The HSTS (HTTP Strict Transport Security) policy mechanism is fully supported by Incapsula.
It can be enabled by going to: Site > Settings > General > Site settings > SSL Support, and checking the "Enable" checkbox.
When you plan to use HSTS for your website, it is important to take notice of the below configuration options, as they might have implications on its implementation.
The below options are ordered by recommendation (the first one is the most recommended).
Option I: HSTS enabled only on Incapsula (recommended)
When enabling HSTS only on Incapsula's end, all you need to do is configure it in accordance with your website requirements, press "Save" and you are done.
From now on, Incapsula will always serve the Strict-Transport-Security header to any clients connecting to your website.
Option II: HSTS enabled only on the origin server
When you choose to enable HSTS only on your origin server, it is important to note that Strict-Transport-Security header will not always be served to clients, when the Incapsula Caching mechanism is on.
In order to resolve this issue, all you need to do is add the Strict-Transport-Security header to the Cache Headers table, under the Performance tab (located at the bottom of the page).
Option III: HSTS enabled on both Incapsula and the origin server (least recommended)
When HSTS is enabled on both Incapsula and the origin server, the Strict-Transport-Security header will always be served to clients.
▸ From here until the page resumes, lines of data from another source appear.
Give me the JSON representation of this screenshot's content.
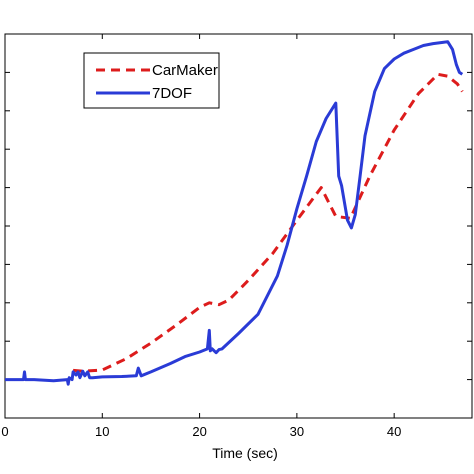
{
  "chart_data": {
    "type": "line",
    "title": "",
    "xlabel": "Time (sec)",
    "ylabel": "",
    "xlim": [
      0,
      48
    ],
    "ylim": [
      0,
      10
    ],
    "x_ticks": [
      0,
      10,
      20,
      30,
      40
    ],
    "x_tick_labels": [
      "0",
      "10",
      "20",
      "30",
      "40"
    ],
    "y_ticks": [
      0,
      1,
      2,
      3,
      4,
      5,
      6,
      7,
      8,
      9,
      10
    ],
    "grid": false,
    "legend_position": "top-left",
    "series": [
      {
        "name": "CarMaker",
        "color": "#dd1c1c",
        "dash": "dashed",
        "x": [
          7.0,
          8.0,
          10.0,
          12.5,
          15.0,
          17.5,
          20.0,
          21.0,
          22.0,
          23.0,
          25.0,
          27.5,
          30.0,
          32.5,
          34.0,
          35.5,
          37.5,
          40.0,
          42.5,
          44.5,
          45.5,
          46.5,
          47.0
        ],
        "y": [
          1.24,
          1.22,
          1.25,
          1.55,
          1.95,
          2.4,
          2.88,
          3.0,
          2.95,
          3.07,
          3.58,
          4.28,
          5.15,
          6.0,
          5.25,
          5.2,
          6.3,
          7.5,
          8.45,
          8.95,
          8.9,
          8.7,
          8.5
        ]
      },
      {
        "name": "7DOF",
        "color": "#2a3bd6",
        "dash": "solid",
        "x": [
          0,
          1.9,
          2.0,
          2.1,
          3.0,
          5.0,
          6.4,
          6.5,
          6.6,
          6.9,
          7.0,
          7.3,
          7.5,
          7.7,
          8.0,
          8.2,
          8.5,
          8.7,
          9.0,
          10.0,
          12.0,
          13.5,
          13.7,
          14.0,
          15.0,
          17.0,
          18.5,
          20.0,
          20.8,
          21.0,
          21.1,
          21.3,
          21.7,
          22.0,
          22.3,
          24.0,
          26.0,
          28.0,
          29.0,
          30.0,
          31.0,
          32.0,
          33.0,
          34.0,
          34.3,
          34.6,
          35.2,
          35.6,
          36.0,
          36.5,
          37.0,
          38.0,
          39.0,
          40.0,
          41.0,
          42.0,
          43.0,
          44.0,
          45.0,
          45.5,
          46.0,
          46.4,
          46.7,
          47.0
        ],
        "y": [
          1.0,
          1.0,
          1.2,
          1.0,
          1.0,
          0.97,
          1.0,
          0.88,
          1.05,
          1.0,
          1.2,
          1.12,
          1.2,
          1.05,
          1.22,
          1.1,
          1.2,
          1.05,
          1.05,
          1.07,
          1.08,
          1.1,
          1.3,
          1.1,
          1.2,
          1.42,
          1.6,
          1.72,
          1.8,
          2.28,
          1.75,
          1.8,
          1.7,
          1.78,
          1.8,
          2.2,
          2.7,
          3.7,
          4.5,
          5.45,
          6.3,
          7.2,
          7.8,
          8.2,
          6.3,
          6.05,
          5.15,
          4.95,
          5.3,
          6.3,
          7.35,
          8.5,
          9.1,
          9.35,
          9.5,
          9.6,
          9.7,
          9.75,
          9.78,
          9.8,
          9.6,
          9.2,
          9.0,
          8.95
        ]
      }
    ]
  }
}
However, it will be served according to the below scenarios (which is essentially a combination of the above options):
- When the header will not be served from cache, it will be served directly from the origin server.
- When the header will be served from cache, it will be served directly from Incapsula.
As you might imagine from the above behavior, when HSTS is not implemented exactly the same on both Incapsula and the origin server (e.g. the max-age is different on both ends, the pre-load directive is missing on the origin server while it exists on Incapsula), unexpected behavior might occur due to this inconsistency.
Important note: Make sure HSTS parameters are implemented exactly the same on both Incapsula and the origin server.